Re: UK Railways; an asset too important to be left to politicians
[info]jinglebunny wrote:
Thursday, 2 July 2009 at 09:13 am (UTC)
sdchamp

Hear!! Hear!!
[info]joebeekenobi wrote:
Thursday, 2 July 2009 at 10:53 am (UTC)
Good comments by sdchamp.. the 'toast rack'seating gave me a chuckle. As an occasional train user I don't have day-to-day experience of the services but a large company getting into trouble by fault of poor management and the government running to the rescue of it using our hard earned cash seems like a familiar story of certain financial institutions last year! I do agree though that there should be much better contracts with harder penalties for the companies if they manage their franchise poorly.

Joe

Visit Franchises for Sale for information on franchise opportunities across the UK.
This is no way to run the nation's railways
[info]rb484 wrote:
Thursday, 2 July 2009 at 12:26 pm (UTC)
I dispute your assertion that British Rail was inefficient. From getting rid of the steam locos in the 60s to confronting the unions in the 80s, BR gradually made better use of its resources, to the extent that when it was broken up in the mid-90s, several of its private sector successors found that anticipated efficiency savings simply weren't there. Stagecoach through its South West Trains franchise came a particular cropper through this.

Secondly, the huge investment in rolling stock since privatisation has been made on behalf of the operators by rolling stock leasing companies which are all owned by banks. There is no reason why this could not have happened under state ownership and indeed this did happen on a small scale in the 60s when BR leased the Class 50 locomotives from English Electric. But perhaps in concentrating on the trees here I'm losing sight of the wood, because after all, what was the replacement of steam by diesel and electric locos in the 60s other than a massive investment in new trains?
[info]ourmaninferney wrote:
Thursday, 2 July 2009 at 12:55 pm (UTC)
British Rail was frequently, if not constantly, hampered by the mandarins at the Treasury. This is very clear, as I have written elsewhere, by the fact that they used the word "investment" when talking about paying for roads, but "subsidy" when talking about railways. They were as efficient as they could be given the few means they were allowed.

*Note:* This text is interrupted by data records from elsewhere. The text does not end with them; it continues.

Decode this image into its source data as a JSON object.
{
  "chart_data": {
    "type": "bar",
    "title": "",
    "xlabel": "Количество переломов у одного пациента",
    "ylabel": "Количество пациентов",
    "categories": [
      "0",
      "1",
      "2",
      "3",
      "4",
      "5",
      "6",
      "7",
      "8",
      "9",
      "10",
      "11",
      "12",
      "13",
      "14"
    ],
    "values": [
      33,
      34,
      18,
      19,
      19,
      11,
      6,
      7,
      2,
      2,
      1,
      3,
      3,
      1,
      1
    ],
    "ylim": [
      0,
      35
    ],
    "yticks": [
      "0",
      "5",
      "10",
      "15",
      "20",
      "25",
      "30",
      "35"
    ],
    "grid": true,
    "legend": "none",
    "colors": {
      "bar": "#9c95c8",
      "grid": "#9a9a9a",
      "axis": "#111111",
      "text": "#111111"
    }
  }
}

Britain's railways are a joke and I feel very sorry for those who have to put up with them on a daily basis. I took a ride earlier this year in Southern's "First Class", thinking it would be a comfortable way to travel (as it is on this side of the Channel), only to discover that I had *less* legroom than on the flight over. It was impossible to read a newspaper, either, thanks to the poor state of the track.

If Ministers and newspaper leader writers travelled a bit by train in Germany, Holland or Switzerland, they might have their eyes opened to what railway travel should be like. And they might also note that it is mostly state-run, with high levels of *investment*.
Laughable conclusion
[info]robertclondon wrote:
Thursday, 2 July 2009 at 01:36 pm (UTC)
Whoever wrote this leader needs to answer this question: how is it that most of the best rail systems in Europe (Switzerland, Germany, France etc.) have left them in public hands and not followed our example?

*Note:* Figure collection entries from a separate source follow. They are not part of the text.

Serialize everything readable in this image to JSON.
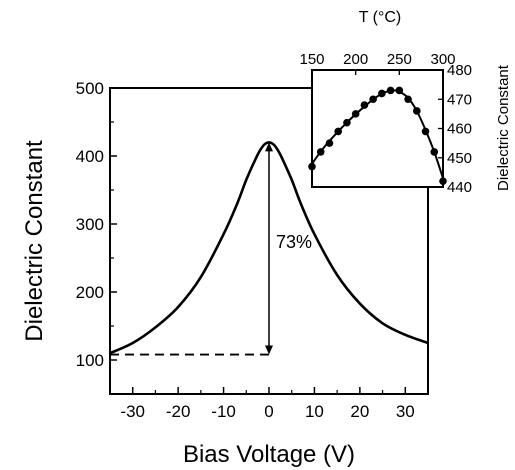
{
  "chart_data": [
    {
      "type": "line",
      "xlabel": "Bias Voltage (V)",
      "ylabel": "Dielectric Constant",
      "xlim": [
        -35,
        35
      ],
      "ylim": [
        50,
        500
      ],
      "xticks": [
        "-30",
        "-20",
        "-10",
        "0",
        "10",
        "20",
        "30"
      ],
      "yticks": [
        "100",
        "200",
        "300",
        "400",
        "500"
      ],
      "grid": false,
      "series": [
        {
          "x": [
            -35,
            -30,
            -25,
            -20,
            -15,
            -10,
            -7,
            -5,
            -3,
            -2,
            -1,
            0,
            1,
            2,
            3,
            5,
            7,
            10,
            15,
            20,
            25,
            30,
            35
          ],
          "y": [
            110,
            125,
            148,
            178,
            222,
            285,
            330,
            365,
            395,
            408,
            417,
            420,
            417,
            408,
            395,
            365,
            330,
            285,
            225,
            183,
            154,
            137,
            125
          ]
        }
      ],
      "annotations": [
        {
          "text": "73%",
          "type": "tunability-arrow",
          "x": 0,
          "y_from": 108,
          "y_to": 420
        }
      ],
      "reference_line": {
        "style": "dashed",
        "y": 108,
        "x_from": -35,
        "x_to": 0
      }
    },
    {
      "type": "scatter",
      "xlabel": "T (°C)",
      "ylabel": "Dielectric Constant",
      "xlim": [
        150,
        300
      ],
      "ylim": [
        440,
        480
      ],
      "xticks": [
        "150",
        "200",
        "250",
        "300"
      ],
      "yticks": [
        "440",
        "450",
        "460",
        "470",
        "480"
      ],
      "x_axis_position": "top",
      "y_axis_position": "right",
      "series": [
        {
          "x": [
            150,
            160,
            170,
            180,
            190,
            200,
            210,
            220,
            230,
            240,
            250,
            260,
            270,
            280,
            290,
            300
          ],
          "y": [
            447,
            452,
            455,
            459,
            462,
            465,
            468,
            470,
            472,
            473,
            473,
            470,
            466,
            459,
            452,
            442
          ]
        }
      ],
      "fit_curve": {
        "x": [
          150,
          165,
          180,
          195,
          210,
          225,
          240,
          250,
          260,
          270,
          280,
          290,
          300
        ],
        "y": [
          448,
          454,
          459,
          463.5,
          467.5,
          471,
          473,
          472.5,
          470.5,
          466,
          459.5,
          452,
          443
        ]
      }
    }
  ]
}
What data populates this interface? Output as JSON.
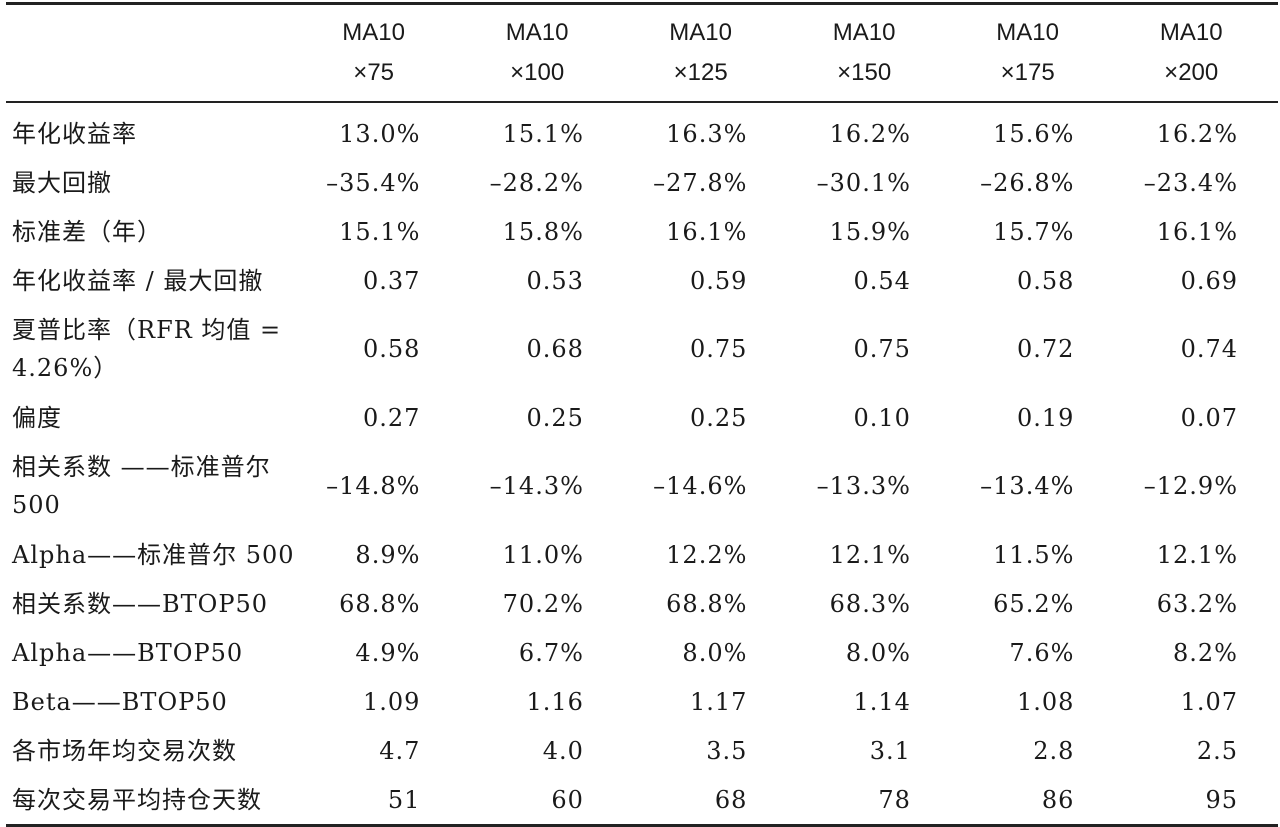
{
  "columns": [
    {
      "line1": "MA10",
      "line2": "×75"
    },
    {
      "line1": "MA10",
      "line2": "×100"
    },
    {
      "line1": "MA10",
      "line2": "×125"
    },
    {
      "line1": "MA10",
      "line2": "×150"
    },
    {
      "line1": "MA10",
      "line2": "×175"
    },
    {
      "line1": "MA10",
      "line2": "×200"
    }
  ],
  "rows": [
    {
      "label": "年化收益率",
      "values": [
        "13.0%",
        "15.1%",
        "16.3%",
        "16.2%",
        "15.6%",
        "16.2%"
      ]
    },
    {
      "label": "最大回撤",
      "values": [
        "–35.4%",
        "–28.2%",
        "–27.8%",
        "–30.1%",
        "–26.8%",
        "–23.4%"
      ]
    },
    {
      "label": "标准差（年）",
      "values": [
        "15.1%",
        "15.8%",
        "16.1%",
        "15.9%",
        "15.7%",
        "16.1%"
      ]
    },
    {
      "label": "年化收益率 / 最大回撤",
      "values": [
        "0.37",
        "0.53",
        "0.59",
        "0.54",
        "0.58",
        "0.69"
      ]
    },
    {
      "label": "夏普比率（RFR 均值 = 4.26%）",
      "values": [
        "0.58",
        "0.68",
        "0.75",
        "0.75",
        "0.72",
        "0.74"
      ]
    },
    {
      "label": "偏度",
      "values": [
        "0.27",
        "0.25",
        "0.25",
        "0.10",
        "0.19",
        "0.07"
      ]
    },
    {
      "label": "相关系数 ——标准普尔 500",
      "values": [
        "–14.8%",
        "–14.3%",
        "–14.6%",
        "–13.3%",
        "–13.4%",
        "–12.9%"
      ]
    },
    {
      "label": "Alpha——标准普尔 500",
      "values": [
        "8.9%",
        "11.0%",
        "12.2%",
        "12.1%",
        "11.5%",
        "12.1%"
      ]
    },
    {
      "label": "相关系数——BTOP50",
      "values": [
        "68.8%",
        "70.2%",
        "68.8%",
        "68.3%",
        "65.2%",
        "63.2%"
      ]
    },
    {
      "label": "Alpha——BTOP50",
      "values": [
        "4.9%",
        "6.7%",
        "8.0%",
        "8.0%",
        "7.6%",
        "8.2%"
      ]
    },
    {
      "label": "Beta——BTOP50",
      "values": [
        "1.09",
        "1.16",
        "1.17",
        "1.14",
        "1.08",
        "1.07"
      ]
    },
    {
      "label": "各市场年均交易次数",
      "values": [
        "4.7",
        "4.0",
        "3.5",
        "3.1",
        "2.8",
        "2.5"
      ]
    },
    {
      "label": "每次交易平均持仓天数",
      "values": [
        "51",
        "60",
        "68",
        "78",
        "86",
        "95"
      ]
    }
  ]
}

To say that privatisation would function if only we give it a bit of tweaking is plain barmy. Even Margaret Thatcher, never the biggest fan of the public sector to say the least, left the railways well alone. Private companies will never accept running railways at a loss and will always walk away if they can't make a fat, juicy, guaranteed profit, whatever the contract says in writing.

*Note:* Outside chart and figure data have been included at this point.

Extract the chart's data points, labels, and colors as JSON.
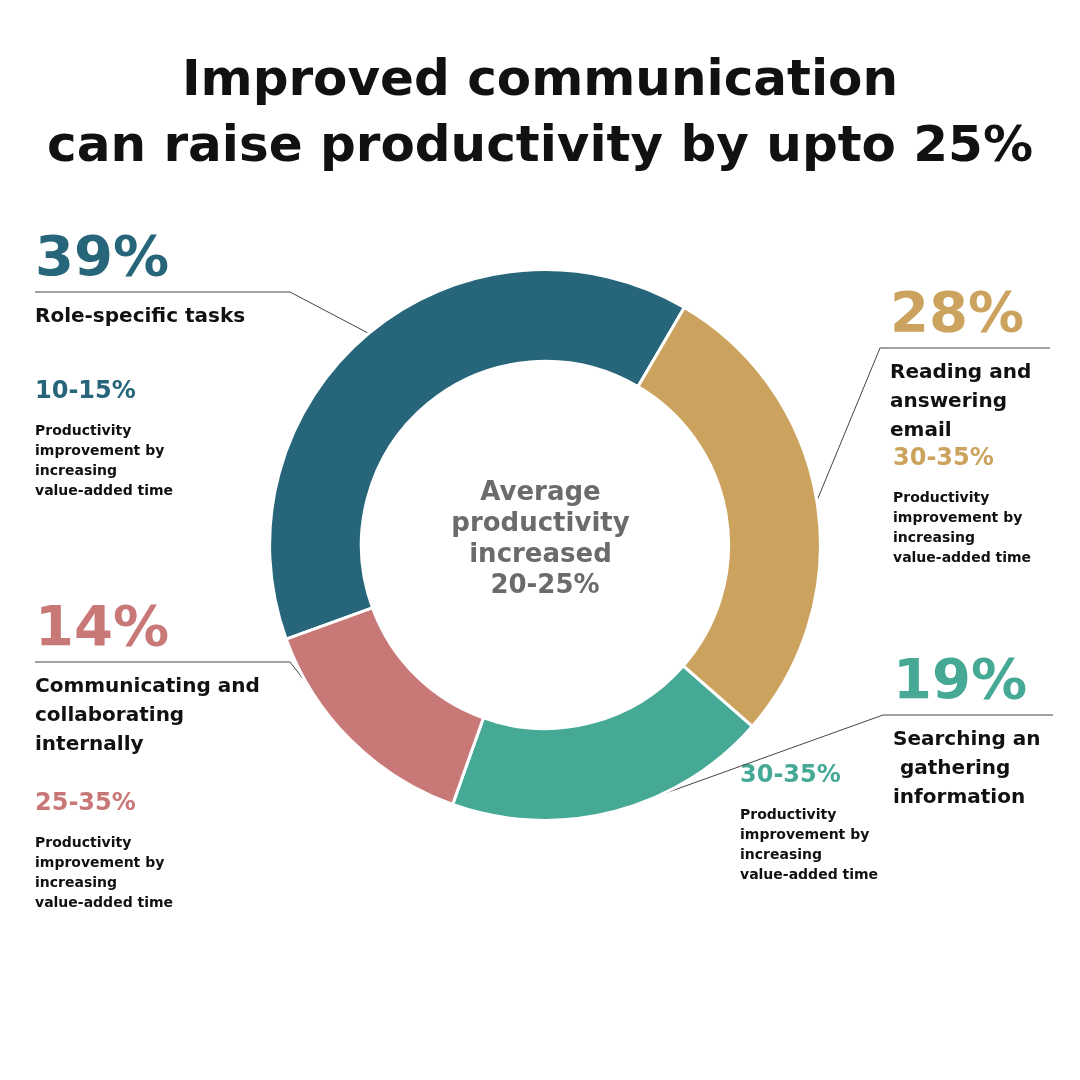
{
  "chart_data": {
    "type": "donut",
    "title": "Improved communication\ncan raise productivity by upto 25%",
    "categories": [
      "Role-specific tasks",
      "Reading and answering email",
      "Searching an gathering information",
      "Communicating and collaborating internally"
    ],
    "values": [
      39,
      28,
      19,
      14
    ],
    "colors": [
      "#27667a",
      "#cba35f",
      "#45a996",
      "#c97878"
    ],
    "value_labels": [
      "39%",
      "28%",
      "19%",
      "14%"
    ],
    "legend": false,
    "annotations": [
      "Average productivity increased 20-25%",
      "10-15%",
      "Productivity improvement by increasing value-added time",
      "30-35%",
      "Productivity improvement by increasing value-added time",
      "30-35%",
      "Productivity improvement by increasing value-added time",
      "25-35%",
      "Productivity improvement by increasing value-added time"
    ]
  }
}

British Rail had been starved of investment for decades, yet was actually remarkably efficient in terms of subsidy and, whatever its faults, was actually affordable to use.

Basically, this article is plain wrong. Rather than denying the glaring and obvious truth that private railways have failed, would it not have been better to write one looking at what kind of public ownership structure could be put in place that would work?